O senhor não acha que a condição do Temer de vice-presidente eleito, presidente do PMDB e presidente da Câmara confunde um pouco o papel que ele tem? O Michel Temer é um político experiente, sabe perfeitamente distinguir os papéis e os momentos que ele tem que agir como presidente do PMDB e o momento que ele vai ter que agir como vice-presidente da República.

Mas a presidente eleita pediu para ele ter um posicionamento claro e não ser mais um representante partidário. A partir do momento que ele é vice-presidente, ele, naturalmente, vai agir assim. Embora mantenha a posição de presidente do PMDB, na condução que ele tem feito até agora não estou detectando que ele esteja deixando de ter o papel de vice-presidente eleito.

Quando ela se reuniu com os governadores, tratou com eles de ministérios. Um dos critérios para o preenchimento dos ministérios não seria também o estadual? Esse xadrez é um sistema com várias equações e várias variáveis e todas têm de ser consideradas. Você tem a representação política, onde os partidos serão contemplados. Mas claro que você não poderá compor um ministério somente com paulistas ou mineiros. Temos de considerar a distribuição regional e de partidos.

Existirá o princípio de contemplar candidatos derrotados nas eleições com ministérios? Ninguém tem cargo garantido na Esplanada. Temos de levar em consideração que em 2002 a aliança que elegeu Lula era muito menor do que a atual, por isso o PT teve muito mais espaço. Não podemos estabelecer um ministério de derrotados, como se fosse um prêmio de consolação. Isso não pode ser critério, mas também não pode ser veto.

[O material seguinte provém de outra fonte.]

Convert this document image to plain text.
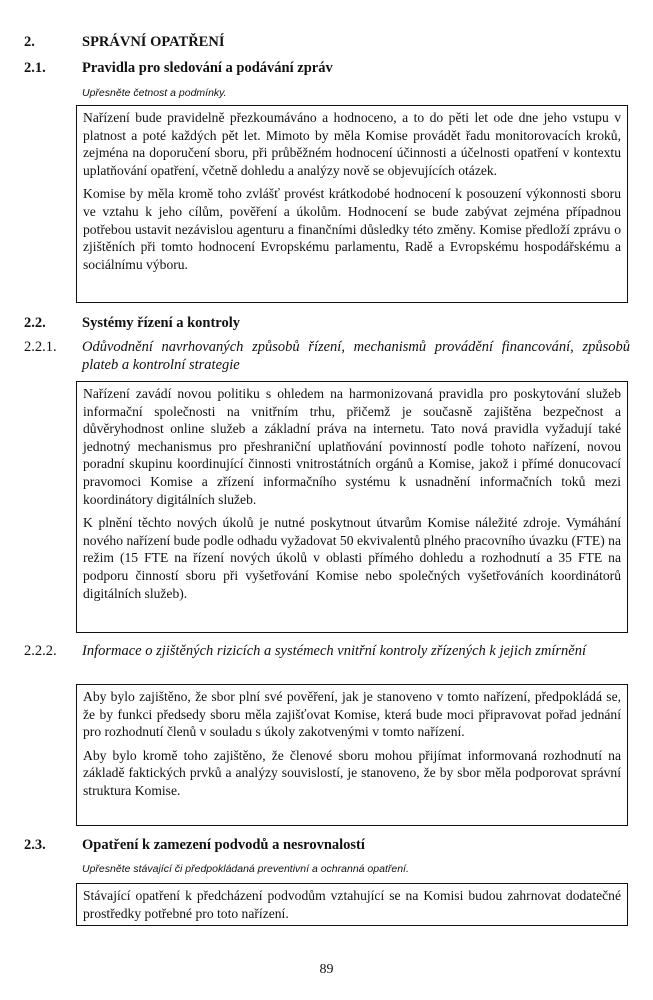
2.	SPRÁVNÍ OPATŘENÍ
2.1.	Pravidla pro sledování a podávání zpráv
Upřesněte četnost a podmínky.

Nařízení bude pravidelně přezkoumáváno a hodnoceno, a to do pěti let ode dne jeho vstupu v platnost a poté každých pět let. Mimoto by měla Komise provádět řadu monitorovacích kroků, zejména na doporučení sboru, při průběžném hodnocení účinnosti a účelnosti opatření v kontextu uplatňování opatření, včetně dohledu a analýzy nově se objevujících otázek.

Komise by měla kromě toho zvlášť provést krátkodobé hodnocení k posouzení výkonnosti sboru ve vztahu k jeho cílům, pověření a úkolům. Hodnocení se bude zabývat zejména případnou potřebou ustavit nezávislou agenturu a finančními důsledky této změny. Komise předloží zprávu o zjištěních při tomto hodnocení Evropskému parlamentu, Radě a Evropskému hospodářskému a sociálnímu výboru.

2.2.	Systémy řízení a kontroly
2.2.1. Odůvodnění navrhovaných způsobů řízení, mechanismů provádění financování, způsobů plateb a kontrolní strategie

Nařízení zavádí novou politiku s ohledem na harmonizovaná pravidla pro poskytování služeb informační společnosti na vnitřním trhu, přičemž je současně zajištěna bezpečnost a důvěryhodnost online služeb a základní práva na internetu. Tato nová pravidla vyžadují také jednotný mechanismus pro přeshraniční uplatňování povinností podle tohoto nařízení, novou poradní skupinu koordinující činnosti vnitrostátních orgánů a Komise, jakož i přímé donucovací pravomoci Komise a zřízení informačního systému k usnadnění informačních toků mezi koordinátory digitálních služeb.

K plnění těchto nových úkolů je nutné poskytnout útvarům Komise náležité zdroje. Vymáhání nového nařízení bude podle odhadu vyžadovat 50 ekvivalentů plného pracovního úvazku (FTE) na režim (15 FTE na řízení nových úkolů v oblasti přímého dohledu a rozhodnutí a 35 FTE na podporu činností sboru při vyšetřování Komise nebo společných vyšetřováních koordinátorů digitálních služeb).

2.2.2. Informace o zjištěných rizicích a systémech vnitřní kontroly zřízených k jejich zmírnění

Aby bylo zajištěno, že sbor plní své pověření, jak je stanoveno v tomto nařízení, předpokládá se, že by funkci předsedy sboru měla zajišťovat Komise, která bude moci připravovat pořad jednání pro rozhodnutí členů v souladu s úkoly zakotvenými v tomto nařízení.

Aby bylo kromě toho zajištěno, že členové sboru mohou přijímat informovaná rozhodnutí na základě faktických prvků a analýzy souvislostí, je stanoveno, že by sbor měla podporovat správní struktura Komise.

2.3.	Opatření k zamezení podvodů a nesrovnalostí
Upřesněte stávající či předpokládaná preventivní a ochranná opatření.

Stávající opatření k předcházení podvodům vztahující se na Komisi budou zahrnovat dodatečné prostředky potřebné pro toto nařízení.

89
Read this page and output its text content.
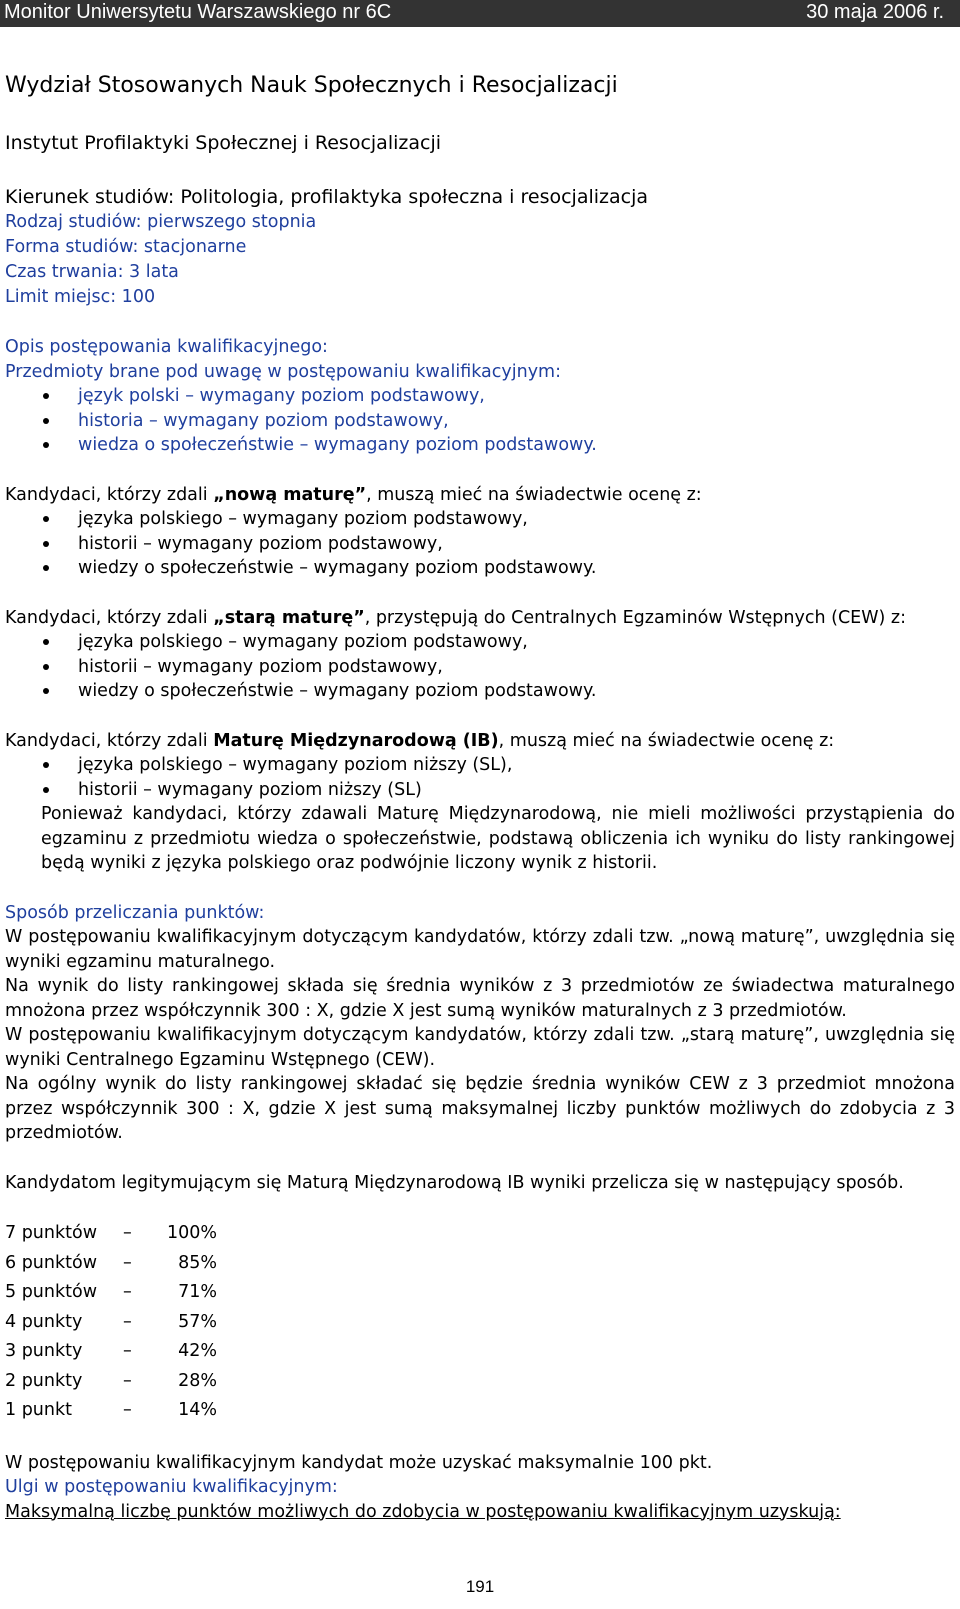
Monitor Uniwersytetu Warszawskiego nr 6C	30 maja 2006 r.
Wydział Stosowanych Nauk Społecznych i Resocjalizacji
Instytut Profilaktyki Społecznej i Resocjalizacji
Kierunek studiów: Politologia, profilaktyka społeczna i resocjalizacja
Rodzaj studiów: pierwszego stopnia
Forma studiów: stacjonarne
Czas trwania: 3 lata
Limit miejsc: 100
Opis postępowania kwalifikacyjnego:
Przedmioty brane pod uwagę w postępowaniu kwalifikacyjnym:
język polski – wymagany poziom podstawowy,
historia – wymagany poziom podstawowy,
wiedza o społeczeństwie – wymagany poziom podstawowy.
Kandydaci, którzy zdali „nową maturę”, muszą mieć na świadectwie ocenę z:
języka polskiego – wymagany poziom podstawowy,
historii – wymagany poziom podstawowy,
wiedzy o społeczeństwie – wymagany poziom podstawowy.
Kandydaci, którzy zdali „starą maturę”, przystępują do Centralnych Egzaminów Wstępnych (CEW) z:
języka polskiego – wymagany poziom podstawowy,
historii – wymagany poziom podstawowy,
wiedzy o społeczeństwie – wymagany poziom podstawowy.
Kandydaci, którzy zdali Maturę Międzynarodową (IB), muszą mieć na świadectwie ocenę z:
języka polskiego – wymagany poziom niższy (SL),
historii – wymagany poziom niższy (SL)
Ponieważ kandydaci, którzy zdawali Maturę Międzynarodową, nie mieli możliwości przystąpienia do egzaminu z przedmiotu wiedza o społeczeństwie, podstawą obliczenia ich wyniku do listy rankingowej będą wyniki z języka polskiego oraz podwójnie liczony wynik z historii.
Sposób przeliczania punktów:
W postępowaniu kwalifikacyjnym dotyczącym kandydatów, którzy zdali tzw. „nową maturę”, uwzględnia się wyniki egzaminu maturalnego.
Na wynik do listy rankingowej składa się średnia wyników z 3 przedmiotów ze świadectwa maturalnego mnożona przez współczynnik 300 : X, gdzie X jest sumą wyników maturalnych z 3 przedmiotów.
W postępowaniu kwalifikacyjnym dotyczącym kandydatów, którzy zdali tzw. „starą maturę”, uwzględnia się wyniki Centralnego Egzaminu Wstępnego (CEW).
Na ogólny wynik do listy rankingowej składać się będzie średnia wyników CEW z 3 przedmiot mnożona przez współczynnik 300 : X, gdzie X jest sumą maksymalnej liczby punktów możliwych do zdobycia z 3 przedmiotów.
Kandydatom legitymującym się Maturą Międzynarodową IB wyniki przelicza się w następujący sposób.
7 punktów	–	100%
6 punktów	–	85%
5 punktów	–	71%
4 punkty	–	57%
3 punkty	–	42%
2 punkty	–	28%
1 punkt	–	14%
W postępowaniu kwalifikacyjnym kandydat może uzyskać maksymalnie 100 pkt.
Ulgi w postępowaniu kwalifikacyjnym:
Maksymalną liczbę punktów możliwych do zdobycia w postępowaniu kwalifikacyjnym uzyskują:
191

Haverá um Banco Central desenvolvimentista? Banco Central é uma questão à parte, não há especulação de políticos vencedores ou derrotados para ir para o lugar. Não vou fazer especulação sobre perfis sobre possíveis futuros presidentes do BC.

E em relação ao orçamento, Dilma definiu as prioridades para cada pasta? Já existe uma proposta orçamentária do Congresso, que, naturalmente, necessitará de algum ajuste pelo governo eleito. Mas não acho que vá existir grandes alterações. Grande parte do orçamento brasileiro já é engessado.

Como é que se escolhe um ministério? A parte do Palácio, que é mais pessoal, é escolhida primeiro? Este modelo ainda está na cabeça dela, vou ser sincero em dizer que não tenho essa informação, mas também não diria, se tivesse. Ela é senhora do tempo e da definição dos nomes.

O presidente Lula disse querer participar do processo de reforma política. O partido está pronto para dar o apoio necessário? O PT tem de encontrar formas de fazer com que esta questão não seja meramente retórica. Todos dizem que são a favor da reforma política, mas entra ano e sai ano e a reforma não sai, nada muda. Por uma questão simples: a reforma política não é fácil de fazer. Quando você acompanha qualquer discussão no Congresso Nacional, você vê que tem os líderes da bancada e os especialistas da matéria. Só que a reforma política tem 513 especialistas na Câmara e 81 no Senado. E mais, todas as pessoas, quando sentam na cadeira de deputado, têm o seguinte raciocínio: tudo bem que a legislação é ruim, mas com ela eu consegui me eleger. Será que eu conseguiria se a legislação mudasse? Com relação ao Lula, se ele diz que vai se empenhar nisso, temos de soltar foguetes.